In February 2024, the Queensland Government introduced a complete rewrite of the Anti-Discrimination legislation.

The Bill outlined a wide range of categories that it would be illegal to discriminate against, including sexuality, sexual activity and gender identity. They did allow for discrimination where a role had genuine occupational requirements. The example given was that a political party could employ staff who agree with their policies.

However, the bill had a completely different section for faith-based organisations. This section allows faith-based organisations to prefer to employ people of the same faith, with the conditions that the religion is a genuine occupational requirement, and that the discrimination is “reasonable and proportionate”.

These are both very problematic conditions because it means that a court gets to decide what roles in a faith organisation have faith as a genuine occupational requirement and what is “reasonable and proportionate” for a faith community.

Is it reasonable and proportionate to require a teacher in a Christian school to uphold the doctrine of the Trinity, or the church administrator to be faithful to his wife? The bill added further restrictions that were not laid onto other organisations. Particularly this line:

“To remove any doubt, it is declared that a person can not rely on subsection (1) to discriminate against another person on the basis of a protected attribute other than religious belief or religious activity.”

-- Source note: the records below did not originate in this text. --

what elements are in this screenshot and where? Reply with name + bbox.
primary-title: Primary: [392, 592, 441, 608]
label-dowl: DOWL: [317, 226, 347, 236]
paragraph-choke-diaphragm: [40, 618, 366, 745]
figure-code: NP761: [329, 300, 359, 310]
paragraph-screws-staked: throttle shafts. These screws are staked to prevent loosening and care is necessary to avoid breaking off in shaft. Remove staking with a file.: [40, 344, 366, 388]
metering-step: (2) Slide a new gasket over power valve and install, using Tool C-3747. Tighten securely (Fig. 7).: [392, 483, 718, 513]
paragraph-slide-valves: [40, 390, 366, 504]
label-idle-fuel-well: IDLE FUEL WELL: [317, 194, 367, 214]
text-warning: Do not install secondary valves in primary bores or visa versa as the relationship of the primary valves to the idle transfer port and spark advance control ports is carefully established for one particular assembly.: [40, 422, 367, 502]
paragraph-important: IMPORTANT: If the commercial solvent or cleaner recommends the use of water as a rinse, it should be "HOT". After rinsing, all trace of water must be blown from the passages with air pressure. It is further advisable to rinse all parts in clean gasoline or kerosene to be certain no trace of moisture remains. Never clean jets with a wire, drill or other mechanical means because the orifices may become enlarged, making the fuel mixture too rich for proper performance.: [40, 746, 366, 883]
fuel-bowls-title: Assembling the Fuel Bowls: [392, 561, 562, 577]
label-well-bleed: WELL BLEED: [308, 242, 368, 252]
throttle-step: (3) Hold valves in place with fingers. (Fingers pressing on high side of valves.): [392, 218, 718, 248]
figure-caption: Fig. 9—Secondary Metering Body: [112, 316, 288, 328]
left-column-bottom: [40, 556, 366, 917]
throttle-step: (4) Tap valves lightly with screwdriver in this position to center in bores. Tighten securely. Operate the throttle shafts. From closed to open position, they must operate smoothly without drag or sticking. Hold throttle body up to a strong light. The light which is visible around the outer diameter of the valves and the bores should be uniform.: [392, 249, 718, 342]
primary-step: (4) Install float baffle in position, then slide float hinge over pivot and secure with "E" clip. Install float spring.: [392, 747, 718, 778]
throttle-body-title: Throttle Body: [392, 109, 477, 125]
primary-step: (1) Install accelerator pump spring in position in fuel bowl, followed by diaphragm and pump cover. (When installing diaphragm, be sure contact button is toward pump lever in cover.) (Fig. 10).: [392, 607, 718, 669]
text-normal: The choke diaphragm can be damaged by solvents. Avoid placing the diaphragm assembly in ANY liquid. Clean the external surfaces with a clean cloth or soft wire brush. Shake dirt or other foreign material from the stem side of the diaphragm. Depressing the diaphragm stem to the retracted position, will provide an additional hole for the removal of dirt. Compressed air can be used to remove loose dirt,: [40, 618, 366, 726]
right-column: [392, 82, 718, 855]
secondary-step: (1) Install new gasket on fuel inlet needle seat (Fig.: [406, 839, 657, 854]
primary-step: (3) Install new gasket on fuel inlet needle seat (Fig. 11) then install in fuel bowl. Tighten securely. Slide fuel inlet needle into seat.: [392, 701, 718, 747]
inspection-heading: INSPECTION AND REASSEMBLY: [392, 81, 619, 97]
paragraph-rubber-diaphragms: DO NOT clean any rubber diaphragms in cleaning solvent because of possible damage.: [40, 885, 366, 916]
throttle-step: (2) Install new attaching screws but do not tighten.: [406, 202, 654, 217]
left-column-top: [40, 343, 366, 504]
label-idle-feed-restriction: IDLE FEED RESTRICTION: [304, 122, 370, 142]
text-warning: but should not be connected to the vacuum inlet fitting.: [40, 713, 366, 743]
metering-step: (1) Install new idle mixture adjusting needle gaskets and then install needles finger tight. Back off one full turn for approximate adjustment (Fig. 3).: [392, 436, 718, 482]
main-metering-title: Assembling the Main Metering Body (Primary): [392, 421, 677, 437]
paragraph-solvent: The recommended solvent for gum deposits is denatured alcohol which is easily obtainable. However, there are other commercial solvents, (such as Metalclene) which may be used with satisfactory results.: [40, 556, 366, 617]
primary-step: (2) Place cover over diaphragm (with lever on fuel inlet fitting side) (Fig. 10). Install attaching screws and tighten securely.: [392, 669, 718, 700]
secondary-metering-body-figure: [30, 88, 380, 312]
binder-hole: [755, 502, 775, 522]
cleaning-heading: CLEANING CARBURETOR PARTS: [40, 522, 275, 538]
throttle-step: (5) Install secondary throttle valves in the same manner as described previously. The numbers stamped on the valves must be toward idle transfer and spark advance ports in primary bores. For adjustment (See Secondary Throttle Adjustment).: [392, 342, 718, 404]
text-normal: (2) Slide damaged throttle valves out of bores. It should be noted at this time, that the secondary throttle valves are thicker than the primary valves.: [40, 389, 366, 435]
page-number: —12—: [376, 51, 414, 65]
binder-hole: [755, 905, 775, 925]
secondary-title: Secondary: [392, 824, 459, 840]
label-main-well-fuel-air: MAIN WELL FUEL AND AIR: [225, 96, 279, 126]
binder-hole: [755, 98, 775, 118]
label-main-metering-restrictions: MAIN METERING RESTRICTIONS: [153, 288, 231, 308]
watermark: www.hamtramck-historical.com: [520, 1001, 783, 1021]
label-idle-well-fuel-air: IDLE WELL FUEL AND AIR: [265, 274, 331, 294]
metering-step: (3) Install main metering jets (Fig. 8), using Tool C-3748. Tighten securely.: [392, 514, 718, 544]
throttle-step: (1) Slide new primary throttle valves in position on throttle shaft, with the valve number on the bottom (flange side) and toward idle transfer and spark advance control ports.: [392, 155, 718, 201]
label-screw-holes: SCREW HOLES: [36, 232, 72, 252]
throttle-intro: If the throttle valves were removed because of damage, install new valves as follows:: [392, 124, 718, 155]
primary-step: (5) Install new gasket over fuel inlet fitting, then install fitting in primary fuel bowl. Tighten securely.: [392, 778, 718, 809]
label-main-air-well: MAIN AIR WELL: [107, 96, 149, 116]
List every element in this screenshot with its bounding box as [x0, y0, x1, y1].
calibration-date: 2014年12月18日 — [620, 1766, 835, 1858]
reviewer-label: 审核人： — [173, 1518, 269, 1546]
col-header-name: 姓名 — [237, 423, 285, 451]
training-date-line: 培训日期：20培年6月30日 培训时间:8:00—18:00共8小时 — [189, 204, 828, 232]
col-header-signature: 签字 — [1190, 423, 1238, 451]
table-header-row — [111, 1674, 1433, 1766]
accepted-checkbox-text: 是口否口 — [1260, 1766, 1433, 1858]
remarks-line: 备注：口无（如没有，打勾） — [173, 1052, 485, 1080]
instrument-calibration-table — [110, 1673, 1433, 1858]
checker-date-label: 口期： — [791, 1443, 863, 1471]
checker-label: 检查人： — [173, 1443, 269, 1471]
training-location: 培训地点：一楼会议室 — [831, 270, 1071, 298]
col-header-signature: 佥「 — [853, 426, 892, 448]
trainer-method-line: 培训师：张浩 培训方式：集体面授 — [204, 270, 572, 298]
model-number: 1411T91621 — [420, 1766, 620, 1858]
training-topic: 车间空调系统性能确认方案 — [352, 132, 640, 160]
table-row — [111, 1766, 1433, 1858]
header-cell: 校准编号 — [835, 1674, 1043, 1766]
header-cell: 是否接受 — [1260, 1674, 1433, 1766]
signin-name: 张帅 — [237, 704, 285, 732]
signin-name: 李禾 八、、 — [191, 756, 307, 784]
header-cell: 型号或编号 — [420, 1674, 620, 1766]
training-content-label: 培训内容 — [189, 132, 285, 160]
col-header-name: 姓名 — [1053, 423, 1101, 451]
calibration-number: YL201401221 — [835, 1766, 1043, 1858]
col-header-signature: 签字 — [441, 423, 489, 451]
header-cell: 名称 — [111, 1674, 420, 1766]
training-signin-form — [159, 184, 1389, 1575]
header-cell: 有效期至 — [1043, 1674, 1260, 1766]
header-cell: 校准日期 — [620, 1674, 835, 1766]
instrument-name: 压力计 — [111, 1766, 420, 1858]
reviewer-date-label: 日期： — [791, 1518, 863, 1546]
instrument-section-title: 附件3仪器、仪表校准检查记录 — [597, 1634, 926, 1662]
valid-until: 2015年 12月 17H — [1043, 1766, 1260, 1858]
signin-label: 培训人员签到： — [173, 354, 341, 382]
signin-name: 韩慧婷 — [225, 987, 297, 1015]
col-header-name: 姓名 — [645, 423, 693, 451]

That means that you could employ based on religious beliefs, but not if those beliefs intersected with another attribute like gender or sexual activity. This meant that a Jewish school could refuse to employ someone if they eat pork, but not if they are also working as a prostitute. A Christian church could require employees to say they believe that sex should remain within heterosexual marriage, but cannot require them to live that way. A Muslim women’s group could refuse to employ a woman who is not wearing a hijab, but not if they were a biological male who has ‘transitioned’.

Our Response

When the bill was introduced, Freedom for Faith was asked for help. In partnership with Queensland Churches Together, we created a response modelled on the NSW campaigns. Queensland faith leaders got on board very quickly. We supported a multi-faith submission and also recommend that faith leaders co-write a letter. This letter was sent to the Premier and copied to all MPs. We also created a Contact Your MP campaign for Queensland, and emails from concerned people started rolling into MPs’ offices.

In June 2024, the Government withdrew the bill. It has since been replaced by the more limited “Respect at Work Bill”, which was passed in September.